Airlines around the world are bleeding money at the moment, which means there are conversations ongoing with various parties, including their employees, about stemming the flow. Different approaches are being followed. However, the one being developed by British Airways looks to be very different than the others. British Airways Pilots seem to be in the firing line of the airline at the moment.
British Airways threatens BALPA of firing all pilots.
British Airways is trying to rightsize, and as a part of emerging a smaller airline, they intend to cut about 12,000 jobs at the airline. The airline has about 4,300 pilots, and the airline had planned to lay off 955 of those. But as per the latest communication emerging from the BALPA (British Airline Pilots Association), a body that represents most of the UK pilots, BA is now looking to lay off 1080 pilots, an increase of 125 from the previous number.

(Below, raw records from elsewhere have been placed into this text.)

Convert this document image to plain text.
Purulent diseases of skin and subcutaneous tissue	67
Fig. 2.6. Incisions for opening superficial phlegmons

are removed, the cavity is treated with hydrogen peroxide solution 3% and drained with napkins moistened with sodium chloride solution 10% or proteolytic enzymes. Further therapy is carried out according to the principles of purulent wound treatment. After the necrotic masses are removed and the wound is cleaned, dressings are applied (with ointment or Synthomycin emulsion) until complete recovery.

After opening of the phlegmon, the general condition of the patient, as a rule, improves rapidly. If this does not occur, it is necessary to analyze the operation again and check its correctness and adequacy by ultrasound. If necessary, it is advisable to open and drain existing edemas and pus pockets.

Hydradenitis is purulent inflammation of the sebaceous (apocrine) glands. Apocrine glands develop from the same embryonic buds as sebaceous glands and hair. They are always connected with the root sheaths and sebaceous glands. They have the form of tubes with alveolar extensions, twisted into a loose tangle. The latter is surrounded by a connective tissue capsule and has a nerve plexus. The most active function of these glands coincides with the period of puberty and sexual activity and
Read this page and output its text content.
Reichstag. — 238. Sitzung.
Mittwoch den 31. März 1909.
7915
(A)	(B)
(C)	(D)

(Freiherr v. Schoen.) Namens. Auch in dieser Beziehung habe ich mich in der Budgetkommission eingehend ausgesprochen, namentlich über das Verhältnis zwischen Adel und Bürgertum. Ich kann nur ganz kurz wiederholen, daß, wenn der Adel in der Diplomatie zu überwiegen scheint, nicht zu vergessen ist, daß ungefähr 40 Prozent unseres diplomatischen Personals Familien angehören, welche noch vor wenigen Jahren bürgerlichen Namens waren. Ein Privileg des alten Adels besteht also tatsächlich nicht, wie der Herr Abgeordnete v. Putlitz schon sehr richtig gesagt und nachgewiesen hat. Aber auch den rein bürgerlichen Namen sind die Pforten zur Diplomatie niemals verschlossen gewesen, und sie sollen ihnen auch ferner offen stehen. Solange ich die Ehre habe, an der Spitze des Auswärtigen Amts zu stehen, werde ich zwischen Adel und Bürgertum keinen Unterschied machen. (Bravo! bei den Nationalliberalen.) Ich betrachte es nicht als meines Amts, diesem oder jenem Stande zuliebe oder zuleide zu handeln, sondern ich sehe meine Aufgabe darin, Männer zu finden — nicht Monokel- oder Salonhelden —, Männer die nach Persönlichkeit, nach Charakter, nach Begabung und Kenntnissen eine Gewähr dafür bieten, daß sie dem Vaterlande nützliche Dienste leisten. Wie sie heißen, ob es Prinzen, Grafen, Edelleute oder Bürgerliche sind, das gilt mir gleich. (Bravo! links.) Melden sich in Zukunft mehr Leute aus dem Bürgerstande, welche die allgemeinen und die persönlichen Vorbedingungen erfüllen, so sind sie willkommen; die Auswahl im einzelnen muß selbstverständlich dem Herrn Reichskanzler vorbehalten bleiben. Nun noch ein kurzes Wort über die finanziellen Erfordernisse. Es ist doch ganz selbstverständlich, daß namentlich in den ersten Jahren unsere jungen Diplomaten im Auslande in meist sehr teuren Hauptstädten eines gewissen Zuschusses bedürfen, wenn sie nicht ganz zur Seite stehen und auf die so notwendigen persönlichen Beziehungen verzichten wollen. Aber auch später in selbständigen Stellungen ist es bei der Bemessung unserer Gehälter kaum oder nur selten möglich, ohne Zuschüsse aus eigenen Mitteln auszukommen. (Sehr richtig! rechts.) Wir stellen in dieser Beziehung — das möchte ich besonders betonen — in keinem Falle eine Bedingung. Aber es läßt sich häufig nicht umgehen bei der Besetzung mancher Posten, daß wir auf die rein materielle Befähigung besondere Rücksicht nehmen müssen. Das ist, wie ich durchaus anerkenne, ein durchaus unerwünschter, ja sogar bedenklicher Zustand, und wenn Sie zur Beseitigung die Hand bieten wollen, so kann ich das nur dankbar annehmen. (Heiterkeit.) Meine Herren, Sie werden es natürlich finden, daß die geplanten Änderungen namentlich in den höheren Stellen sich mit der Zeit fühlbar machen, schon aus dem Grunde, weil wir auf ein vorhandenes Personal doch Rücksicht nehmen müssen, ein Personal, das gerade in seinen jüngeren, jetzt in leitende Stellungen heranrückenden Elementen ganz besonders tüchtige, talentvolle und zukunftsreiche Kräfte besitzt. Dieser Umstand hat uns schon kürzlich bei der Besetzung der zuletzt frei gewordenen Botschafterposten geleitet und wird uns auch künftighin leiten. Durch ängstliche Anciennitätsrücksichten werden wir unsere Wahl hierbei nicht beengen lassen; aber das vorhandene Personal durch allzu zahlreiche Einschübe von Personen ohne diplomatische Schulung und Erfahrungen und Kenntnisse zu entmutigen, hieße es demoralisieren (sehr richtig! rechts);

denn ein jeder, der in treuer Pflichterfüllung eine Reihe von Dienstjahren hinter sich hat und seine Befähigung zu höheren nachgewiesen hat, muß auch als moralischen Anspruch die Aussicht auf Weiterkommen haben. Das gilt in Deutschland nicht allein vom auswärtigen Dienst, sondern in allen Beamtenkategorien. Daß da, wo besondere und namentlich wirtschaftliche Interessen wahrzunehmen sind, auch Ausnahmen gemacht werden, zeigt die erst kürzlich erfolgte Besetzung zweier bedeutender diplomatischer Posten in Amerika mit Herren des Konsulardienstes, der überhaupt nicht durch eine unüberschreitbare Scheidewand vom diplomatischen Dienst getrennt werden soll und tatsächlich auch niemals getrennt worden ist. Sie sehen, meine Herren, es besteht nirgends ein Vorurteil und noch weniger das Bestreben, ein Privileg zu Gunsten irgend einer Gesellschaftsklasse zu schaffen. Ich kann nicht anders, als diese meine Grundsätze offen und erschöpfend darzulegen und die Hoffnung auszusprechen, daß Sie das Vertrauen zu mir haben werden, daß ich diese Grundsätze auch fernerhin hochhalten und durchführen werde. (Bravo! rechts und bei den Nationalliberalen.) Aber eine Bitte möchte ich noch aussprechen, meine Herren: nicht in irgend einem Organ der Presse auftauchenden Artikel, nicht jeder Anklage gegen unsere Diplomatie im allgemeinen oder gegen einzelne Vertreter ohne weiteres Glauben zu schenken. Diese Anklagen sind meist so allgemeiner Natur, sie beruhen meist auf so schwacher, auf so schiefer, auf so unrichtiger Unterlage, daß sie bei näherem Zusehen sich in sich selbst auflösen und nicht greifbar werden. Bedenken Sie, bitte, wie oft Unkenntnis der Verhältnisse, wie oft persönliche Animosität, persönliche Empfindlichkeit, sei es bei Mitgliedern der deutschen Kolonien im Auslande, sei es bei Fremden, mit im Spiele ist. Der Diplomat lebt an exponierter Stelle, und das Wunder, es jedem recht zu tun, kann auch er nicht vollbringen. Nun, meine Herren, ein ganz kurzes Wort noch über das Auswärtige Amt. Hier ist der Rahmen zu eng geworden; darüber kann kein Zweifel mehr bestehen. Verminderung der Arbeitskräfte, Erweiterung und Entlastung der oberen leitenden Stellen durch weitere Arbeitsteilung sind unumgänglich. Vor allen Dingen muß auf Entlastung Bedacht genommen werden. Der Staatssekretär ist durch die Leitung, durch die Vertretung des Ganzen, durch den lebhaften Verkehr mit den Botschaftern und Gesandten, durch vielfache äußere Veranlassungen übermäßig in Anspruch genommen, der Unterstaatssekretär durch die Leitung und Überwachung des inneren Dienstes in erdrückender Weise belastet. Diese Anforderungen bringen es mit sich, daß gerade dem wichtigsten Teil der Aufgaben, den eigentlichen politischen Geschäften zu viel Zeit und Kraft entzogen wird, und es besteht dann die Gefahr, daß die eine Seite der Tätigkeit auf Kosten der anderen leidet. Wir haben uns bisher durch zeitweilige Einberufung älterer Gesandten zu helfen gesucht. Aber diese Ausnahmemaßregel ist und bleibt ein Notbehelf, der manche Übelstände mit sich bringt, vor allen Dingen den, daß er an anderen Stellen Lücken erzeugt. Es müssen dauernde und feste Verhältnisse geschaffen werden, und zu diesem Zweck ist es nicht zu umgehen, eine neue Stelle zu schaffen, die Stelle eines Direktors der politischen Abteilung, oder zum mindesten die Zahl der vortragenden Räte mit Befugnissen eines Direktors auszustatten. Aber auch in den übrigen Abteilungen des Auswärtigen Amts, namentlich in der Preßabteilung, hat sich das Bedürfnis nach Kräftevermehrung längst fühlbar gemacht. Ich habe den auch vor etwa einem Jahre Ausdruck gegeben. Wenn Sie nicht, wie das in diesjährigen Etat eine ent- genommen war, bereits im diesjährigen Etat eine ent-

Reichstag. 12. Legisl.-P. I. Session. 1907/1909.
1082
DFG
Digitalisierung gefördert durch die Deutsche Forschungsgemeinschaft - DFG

However, the most surprising part is that British Airways is looking to use the pandemic to change its terms of engagement with all pilots. According to the letter written by BALPA to all members which LFAL reviewed, BA has suggested that they will be taking extreme measures in the hope of a revised agreement with pilots.
“Crucially it states that if BA and BALPA are unable to reach an agreement, the company would seek to force changes by terminating the employment of all pilots and offering individuals new contracts with associated new terms and conditions. We cannot begin to describe the level of disappointment and annoyance this has caused.”
Pilots, once a hot commodity, are expensive hires, and airlines around the world are letting go many of them. However, nowhere else have I heard of the use of a pandemic to break them away from a union to make them independent offers at a much lower rate.
And not just that, British Airways has already planned to do the same manoeuvre with their cabin crew as well, under the garb of simplification. BA has different tiers of flight attendant contracts, and now BA wants to simplify them and make them all uniform at the lowest level, which means permanent pay cuts for the senior cabin crew who have put decades of service, earned their seniority and would now be earning 30-50% less if this proposal goes through.
Bottomline
While businesses around the world are trying to survive and airlines have been especially hit, British Airways is working against the trend to renegotiate employee contracts in a way we haven’t seen in the industry before. Airlines are asking for leeway from their employees, doing temporary pay cuts and so on, but to use this opportunity to squeeze them is something I haven’t seen before.
What do you think of the current state of affairs at British Airways?